Using S3 Table in Apache Spark OLAC

If you have enabled S3 Table support (see Enable S3 Table), the required 3 Table configurations are automatically automatically applied to spark-defaults.conf. You can start Spark without any additional configuration.

  1. Navigate to ${SPARK_HOME}/bin folder and export the JWT token

    Bash
    cd <SPARK_HOME>/bin
    export JWT_TOKEN="<JWT_TOKEN>"
    

  2. Start spark-session (choose one of spark-shell, pyspark, or spark-sql)

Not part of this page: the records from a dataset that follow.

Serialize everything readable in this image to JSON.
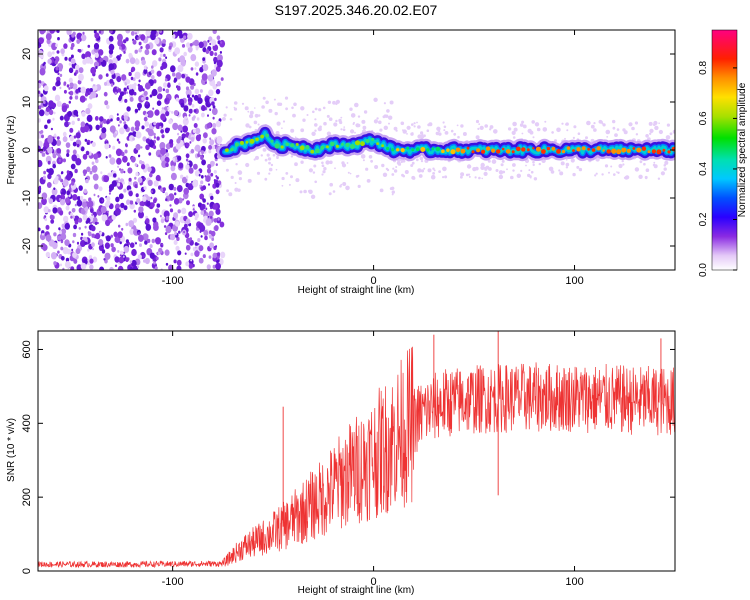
{
  "title": "S197.2025.346.20.02.E07",
  "chart_data": [
    {
      "type": "heatmap",
      "xlabel": "Height of straight line (km)",
      "ylabel": "Frequency (Hz)",
      "xlim": [
        -167,
        150
      ],
      "ylim": [
        -25,
        25
      ],
      "xticks": [
        -100,
        0,
        100
      ],
      "yticks": [
        -20,
        -10,
        0,
        10,
        20
      ],
      "noise_region_x": [
        -167,
        -75
      ],
      "signal_line": [
        {
          "x": -74,
          "y": 0
        },
        {
          "x": -66,
          "y": 1
        },
        {
          "x": -60,
          "y": 2
        },
        {
          "x": -54,
          "y": 3
        },
        {
          "x": -48,
          "y": 1
        },
        {
          "x": -40,
          "y": 1
        },
        {
          "x": -30,
          "y": 0
        },
        {
          "x": -20,
          "y": 1
        },
        {
          "x": -10,
          "y": 1
        },
        {
          "x": 0,
          "y": 2
        },
        {
          "x": 10,
          "y": 0
        },
        {
          "x": 20,
          "y": 0
        },
        {
          "x": 30,
          "y": 0
        },
        {
          "x": 40,
          "y": 0
        },
        {
          "x": 60,
          "y": 0
        },
        {
          "x": 80,
          "y": 0
        },
        {
          "x": 100,
          "y": 0
        },
        {
          "x": 120,
          "y": 0
        },
        {
          "x": 150,
          "y": 0
        }
      ],
      "colorbar": {
        "label": "Normalized spectral amplitude",
        "range": [
          0,
          0.95
        ],
        "ticks": [
          "0.0",
          "0.2",
          "0.4",
          "0.6",
          "0.8"
        ]
      }
    },
    {
      "type": "line",
      "xlabel": "Height of straight line (km)",
      "ylabel": "SNR (10 * v/v)",
      "xlim": [
        -167,
        150
      ],
      "ylim": [
        0,
        650
      ],
      "xticks": [
        -100,
        0,
        100
      ],
      "yticks": [
        0,
        200,
        400,
        600
      ],
      "color": "#ee3333",
      "envelope": [
        {
          "x": -167,
          "y": 18
        },
        {
          "x": -120,
          "y": 18
        },
        {
          "x": -75,
          "y": 20
        },
        {
          "x": -66,
          "y": 60
        },
        {
          "x": -55,
          "y": 90
        },
        {
          "x": -45,
          "y": 120
        },
        {
          "x": -35,
          "y": 160
        },
        {
          "x": -25,
          "y": 200
        },
        {
          "x": -15,
          "y": 250
        },
        {
          "x": -5,
          "y": 290
        },
        {
          "x": 5,
          "y": 330
        },
        {
          "x": 15,
          "y": 380
        },
        {
          "x": 25,
          "y": 430
        },
        {
          "x": 35,
          "y": 455
        },
        {
          "x": 50,
          "y": 465
        },
        {
          "x": 70,
          "y": 470
        },
        {
          "x": 100,
          "y": 470
        },
        {
          "x": 130,
          "y": 462
        },
        {
          "x": 150,
          "y": 460
        }
      ],
      "spikes": [
        {
          "x": -45,
          "y": 445
        },
        {
          "x": 30,
          "y": 640
        },
        {
          "x": 62,
          "y": 650
        },
        {
          "x": 62,
          "y": 205
        },
        {
          "x": 143,
          "y": 630
        }
      ]
    }
  ]
}
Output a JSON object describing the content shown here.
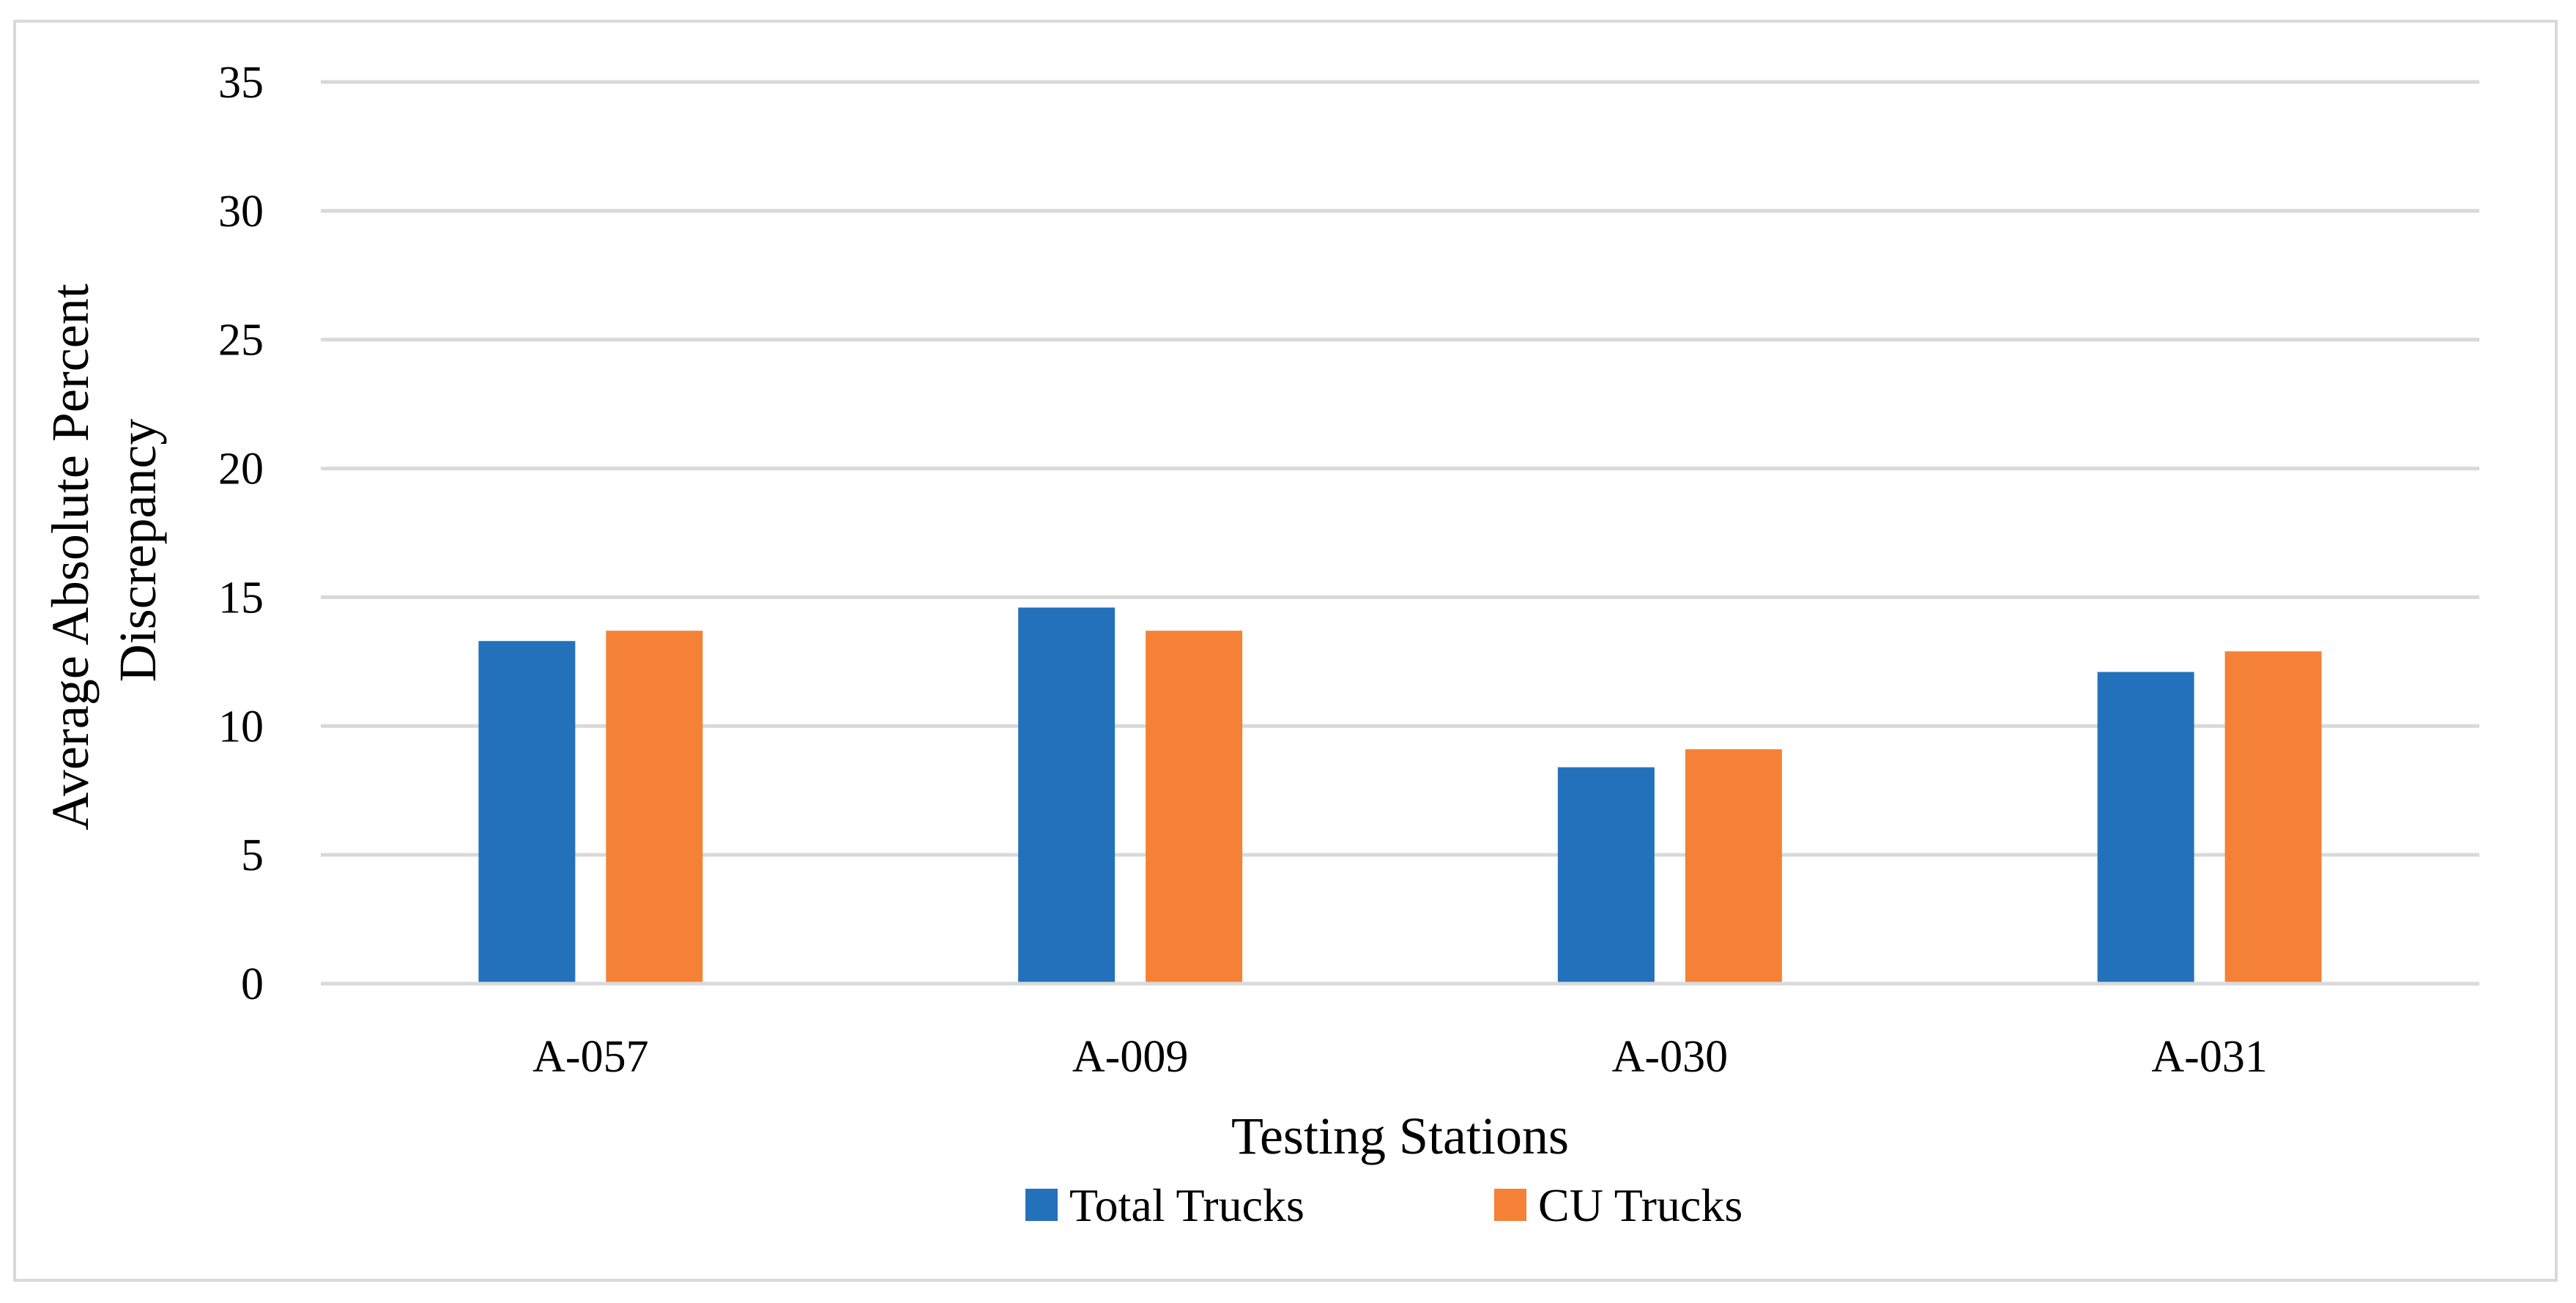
{
  "chart_data": {
    "type": "bar",
    "title": "",
    "xlabel": "Testing Stations",
    "ylabel_lines": [
      "Average Absolute Percent",
      "Discrepancy"
    ],
    "ylim": [
      0,
      35
    ],
    "yticks": [
      0,
      5,
      10,
      15,
      20,
      25,
      30,
      35
    ],
    "grid": true,
    "legend_position": "bottom",
    "categories": [
      "A-057",
      "A-009",
      "A-030",
      "A-031"
    ],
    "series": [
      {
        "name": "Total Trucks",
        "color": "#2471bb",
        "values": [
          13.3,
          14.6,
          8.4,
          12.1
        ]
      },
      {
        "name": "CU Trucks",
        "color": "#f48136",
        "values": [
          13.7,
          13.7,
          9.1,
          12.9
        ]
      }
    ],
    "colors": {
      "grid": "#d9d9d9",
      "axis": "#d9d9d9",
      "frame": "#d9d9d9"
    }
  }
}
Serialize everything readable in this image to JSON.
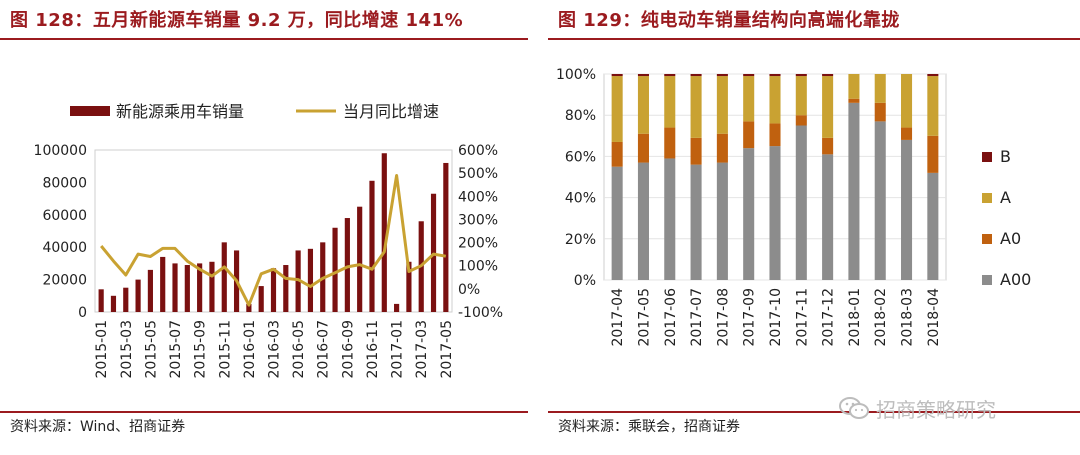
{
  "figures": {
    "left": {
      "title": "图 128：五月新能源车销量 9.2 万，同比增速 141%",
      "source": "资料来源：Wind、招商证券"
    },
    "right": {
      "title": "图 129：纯电动车销量结构向高端化靠拢",
      "source": "资料来源：乘联会，招商证券"
    }
  },
  "watermark": {
    "text": "招商策略研究",
    "icon": "wechat-icon"
  },
  "colors": {
    "accent": "#9b1b1f",
    "bar": "#7a1010",
    "line": "#c9a232",
    "B": "#7a1010",
    "A": "#c9a232",
    "A0": "#c0610f",
    "A00": "#8c8c8c"
  },
  "chart_data": [
    {
      "type": "bar",
      "title": "五月新能源车销量 9.2 万，同比增速 141%",
      "categories": [
        "2015-01",
        "2015-02",
        "2015-03",
        "2015-04",
        "2015-05",
        "2015-06",
        "2015-07",
        "2015-08",
        "2015-09",
        "2015-10",
        "2015-11",
        "2015-12",
        "2016-01",
        "2016-02",
        "2016-03",
        "2016-04",
        "2016-05",
        "2016-06",
        "2016-07",
        "2016-08",
        "2016-09",
        "2016-10",
        "2016-11",
        "2016-12",
        "2017-01",
        "2017-02",
        "2017-03",
        "2017-04",
        "2017-05"
      ],
      "tick_labels": [
        "2015-01",
        "2015-03",
        "2015-05",
        "2015-07",
        "2015-09",
        "2015-11",
        "2016-01",
        "2016-03",
        "2016-05",
        "2016-07",
        "2016-09",
        "2016-11",
        "2017-01",
        "2017-03",
        "2017-05"
      ],
      "series": [
        {
          "name": "新能源乘用车销量",
          "type": "bar",
          "axis": "left",
          "values": [
            14000,
            10000,
            15000,
            20000,
            26000,
            34000,
            30000,
            29000,
            30000,
            31000,
            43000,
            38000,
            5000,
            16000,
            27000,
            29000,
            38000,
            39000,
            43000,
            52000,
            58000,
            65000,
            81000,
            98000,
            5000,
            31000,
            56000,
            73000,
            92000
          ]
        },
        {
          "name": "当月同比增速",
          "type": "line",
          "axis": "right",
          "values": [
            185,
            120,
            60,
            150,
            140,
            175,
            175,
            120,
            85,
            55,
            95,
            35,
            -70,
            65,
            85,
            45,
            40,
            10,
            45,
            70,
            95,
            105,
            85,
            160,
            490,
            75,
            100,
            150,
            141
          ]
        }
      ],
      "y_left": {
        "min": 0,
        "max": 100000,
        "ticks": [
          0,
          20000,
          40000,
          60000,
          80000,
          100000
        ]
      },
      "y_right": {
        "min": -100,
        "max": 600,
        "ticks": [
          "-100%",
          "0%",
          "100%",
          "200%",
          "300%",
          "400%",
          "500%",
          "600%"
        ]
      },
      "legend": "top"
    },
    {
      "type": "bar",
      "stacked": true,
      "title": "纯电动车销量结构向高端化靠拢",
      "categories": [
        "2017-04",
        "2017-05",
        "2017-06",
        "2017-07",
        "2017-08",
        "2017-09",
        "2017-10",
        "2017-11",
        "2017-12",
        "2018-01",
        "2018-02",
        "2018-03",
        "2018-04"
      ],
      "series": [
        {
          "name": "A00",
          "values": [
            55,
            57,
            59,
            56,
            57,
            64,
            65,
            75,
            61,
            86,
            77,
            68,
            52
          ]
        },
        {
          "name": "A0",
          "values": [
            12,
            14,
            15,
            13,
            14,
            13,
            11,
            5,
            8,
            2,
            9,
            6,
            18
          ]
        },
        {
          "name": "A",
          "values": [
            32,
            28,
            25,
            30,
            28,
            22,
            23,
            19,
            30,
            12,
            14,
            26,
            29
          ]
        },
        {
          "name": "B",
          "values": [
            1,
            1,
            1,
            1,
            1,
            1,
            1,
            1,
            1,
            0,
            0,
            0,
            1
          ]
        }
      ],
      "y_ticks": [
        "0%",
        "20%",
        "40%",
        "60%",
        "80%",
        "100%"
      ],
      "ylim": [
        0,
        100
      ],
      "legend_order": [
        "B",
        "A",
        "A0",
        "A00"
      ],
      "legend": "right"
    }
  ]
}
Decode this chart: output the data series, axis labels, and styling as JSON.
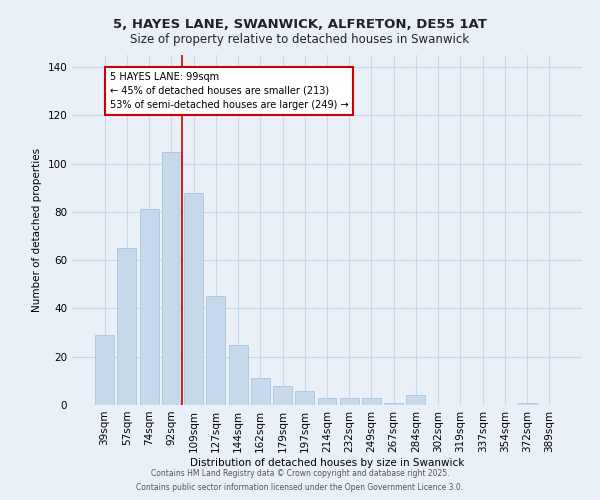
{
  "title": "5, HAYES LANE, SWANWICK, ALFRETON, DE55 1AT",
  "subtitle": "Size of property relative to detached houses in Swanwick",
  "xlabel": "Distribution of detached houses by size in Swanwick",
  "ylabel": "Number of detached properties",
  "categories": [
    "39sqm",
    "57sqm",
    "74sqm",
    "92sqm",
    "109sqm",
    "127sqm",
    "144sqm",
    "162sqm",
    "179sqm",
    "197sqm",
    "214sqm",
    "232sqm",
    "249sqm",
    "267sqm",
    "284sqm",
    "302sqm",
    "319sqm",
    "337sqm",
    "354sqm",
    "372sqm",
    "389sqm"
  ],
  "values": [
    29,
    65,
    81,
    105,
    88,
    45,
    25,
    11,
    8,
    6,
    3,
    3,
    3,
    1,
    4,
    0,
    0,
    0,
    0,
    1,
    0
  ],
  "bar_color": "#c6d9ec",
  "bar_edge_color": "#aac4dc",
  "grid_color": "#c8d8e8",
  "background_color": "#eaf0f8",
  "annotation_text": "5 HAYES LANE: 99sqm\n← 45% of detached houses are smaller (213)\n53% of semi-detached houses are larger (249) →",
  "annotation_box_color": "#ffffff",
  "annotation_box_edge_color": "#cc0000",
  "red_line_color": "#cc0000",
  "red_line_x": 3.5,
  "ylim": [
    0,
    145
  ],
  "yticks": [
    0,
    20,
    40,
    60,
    80,
    100,
    120,
    140
  ],
  "footer_line1": "Contains HM Land Registry data © Crown copyright and database right 2025.",
  "footer_line2": "Contains public sector information licensed under the Open Government Licence 3.0."
}
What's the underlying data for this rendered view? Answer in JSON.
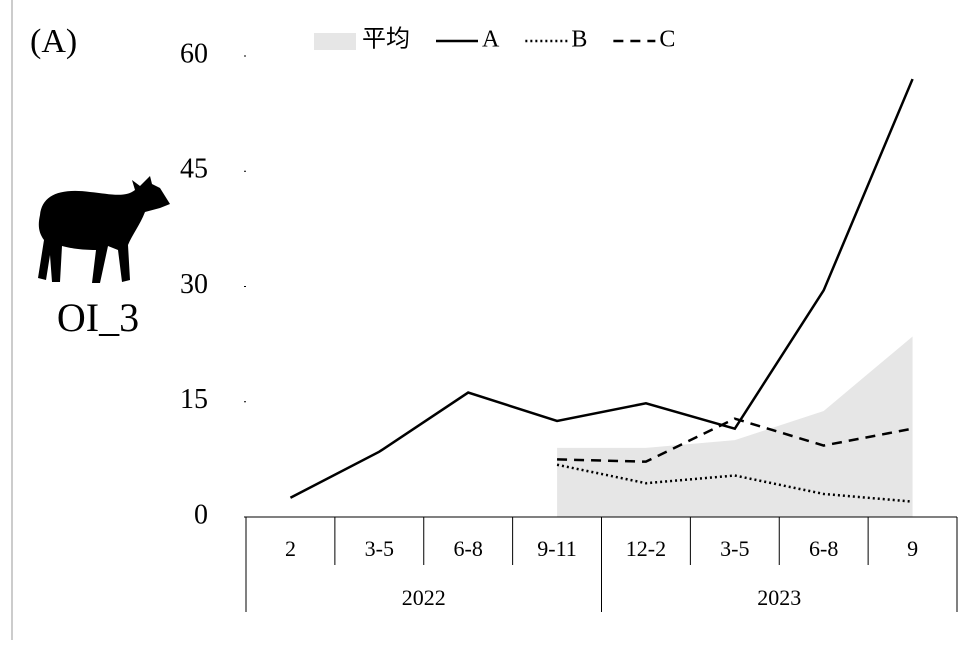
{
  "panel_label": "(A)",
  "subject_label": "OI_3",
  "chart_data": {
    "type": "line",
    "categories": [
      "2",
      "3-5",
      "6-8",
      "9-11",
      "12-2",
      "3-5",
      "6-8",
      "9"
    ],
    "x_groups": [
      "2022",
      "2023"
    ],
    "ylim": [
      0,
      60
    ],
    "yticks": [
      0,
      15,
      30,
      45,
      60
    ],
    "series": [
      {
        "name": "平均",
        "type": "area",
        "color": "#e6e6e6",
        "values": [
          null,
          null,
          null,
          9,
          9,
          10,
          13.8,
          23.5
        ]
      },
      {
        "name": "A",
        "type": "line",
        "dash": "solid",
        "color": "#000000",
        "values": [
          2.5,
          8.5,
          16.2,
          12.5,
          14.8,
          11.5,
          29.5,
          57
        ]
      },
      {
        "name": "B",
        "type": "line",
        "dash": "dotted",
        "color": "#000000",
        "values": [
          null,
          null,
          null,
          6.8,
          4.4,
          5.4,
          3,
          2
        ]
      },
      {
        "name": "C",
        "type": "line",
        "dash": "dashed",
        "color": "#000000",
        "values": [
          null,
          null,
          null,
          7.5,
          7.2,
          12.8,
          9.3,
          11.5
        ]
      }
    ]
  }
}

    • To pass the JWT token directly as a command-line argument, use the following configuration when connecting to the cluster:

      Bash
      ./<spark-shell | pyspark | spark-sql> \
      --conf "spark.hadoop.privacera.jwt.token.str=${JWT_TOKEN}"
      

    • To use the file path containing the JWT token, use the following configuration:

      Bash
      ./<spark-shell | pyspark | spark-sql> \
      --conf "spark.hadoop.privacera.jwt.token=<path-to-jwt-token-file>" 
      

    • If you want to override the warehouse path, add the following configuration:

      Bash
      1
      2
      3
      ./<spark-shell | pyspark | spark-sql> \
      --conf "spark.hadoop.privacera.jwt.token.str=${JWT_TOKEN}" \
      --conf "spark.sql.catalog.s3tables.warehouse=arn:aws:s3tables:<region>:<account-id>:bucket/<bucket-name>"
      

  3. Use S3 Table tables

    Python
    # List databases
    spark.sql("SHOW NAMESPACES IN s3tables").show()
    
    # Query existing table
    df = spark.read.table("s3tables.s3table_db.s3table_table")
    df.show()
    
    # Create table
    spark.sql("""
    CREATE TABLE s3tables.s3table_db.s3table_table (
        id INT,
        product STRING,
        amount DOUBLE,
        sale_date DATE
    ) """)
    
    # Read table
    spark.read.table("s3tables.s3table_db.s3table_table").show()
    
    Scala
    // List databases
    spark.sql("SHOW NAMESPACES IN s3tables").show()
    
    // Query existing table
    spark.table("s3tables.s3table_db.s3table_table").show()
    
    // Create table
    spark.sql("""
    CREATE TABLE s3tables.s3table_db.s3table_table (
        id INT,
        product STRING,
        amount DOUBLE,
        sale_date DATE
    ) """)
    
    // Read table
    spark.table("s3tables.s3table_db.s3table_table").show()
    
    SQL
    -- List databases
    SHOW NAMESPACES IN s3tables;
    
    -- List tables
    SHOW TABLES IN s3tables.s3table_db;
    
    -- Query existing table
    SELECT * FROM s3tables.s3table_db.s3table_table;
    
    -- Create table
    CREATE TABLE s3tables.s3table_db.s3table_table (
        id INT,
        product STRING,
        amount DOUBLE,
        sale_date DATE
    );
    
    -- Query table
    SELECT * FROM s3tables.s3table_db.s3table_table;